With an immense continent behind them with which navigable streams kept up their communication, and towards the west and north open to the ocean by commodious harbors, this country appeared to be expressly formed for a place of resort for different nations, and for a centre of commerce. The principal towns of the Netherlands were established marts. Portuguese, Spaniards, Italians, French, Britons, Germans, Danes, and Swedes thronged to them with the produce of every country in the world. Competition insured cheapness; industry was stimulated as it found a ready market for its productions. With the necessary exchange of money arose the commerce in bills, which opened a new and fruitful source of wealth. The princes of the country, acquainted at last with their true interest, encouraged the merchant by important immunities, and neglected not to protect their commerce by advantageous treaties with foreign powers. When, in the fifteenth century, several provinces were united under one rule, they discontinued their private wars, which had proved so injurious, and their separate interests were now more intimately connected by a common government. Their commerce and affluence prospered in the lap of a long peace, which the formidable power of their princes extorted from the neighboring monarchs. The Burgundian flag was feared in every sea, the dignity of their sovereign gave support to their undertakings, and the enterprise of a private individual became the affair of a powerful state. Such vigorous protection soon placed them in a position even to renounce the Hanseatic League, and to pursue this daring enemy through every sea. The Hanseatic merchants, against whom the coasts of Spain were closed, were compelled at last, however reluctantly, to visit the Flemish fairs, and purchase their Spanish goods in the markets of the Netherlands.

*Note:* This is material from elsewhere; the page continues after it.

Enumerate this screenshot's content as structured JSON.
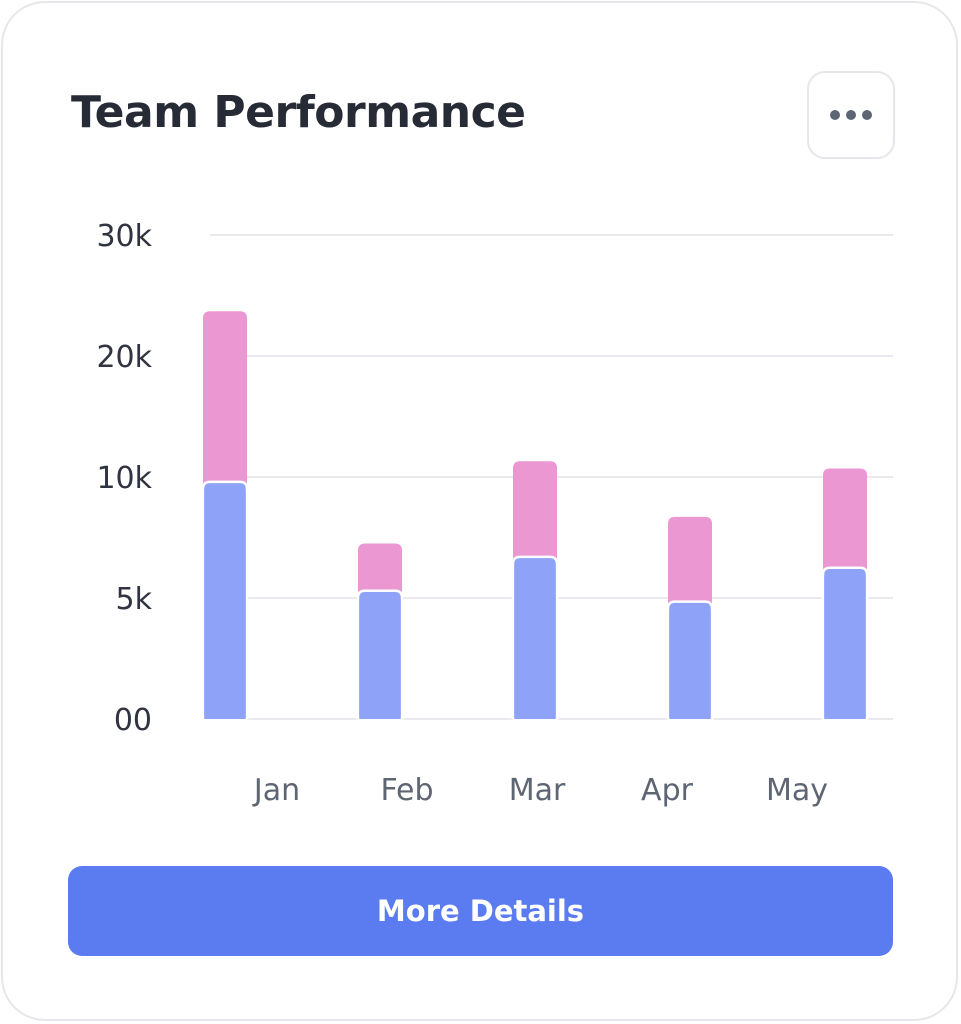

1.More modern historians, with access to the records of the Spanish Inquisition and the private communications between Phillip II. and his various appointees to power in the Netherlands, rebut Shiller’s kind but naive thought. To the contrary, Phillip II. was most critical of his envoys lack of severity. See in particular the “Rise of the Dutch Republic” and the other works of John Motley on the history of the Netherlands all of which are available at Project Gutenberg. – D.W.
2.A few French generals who were by and large ineffective, and many promises of gold which were undelivered. – D.W.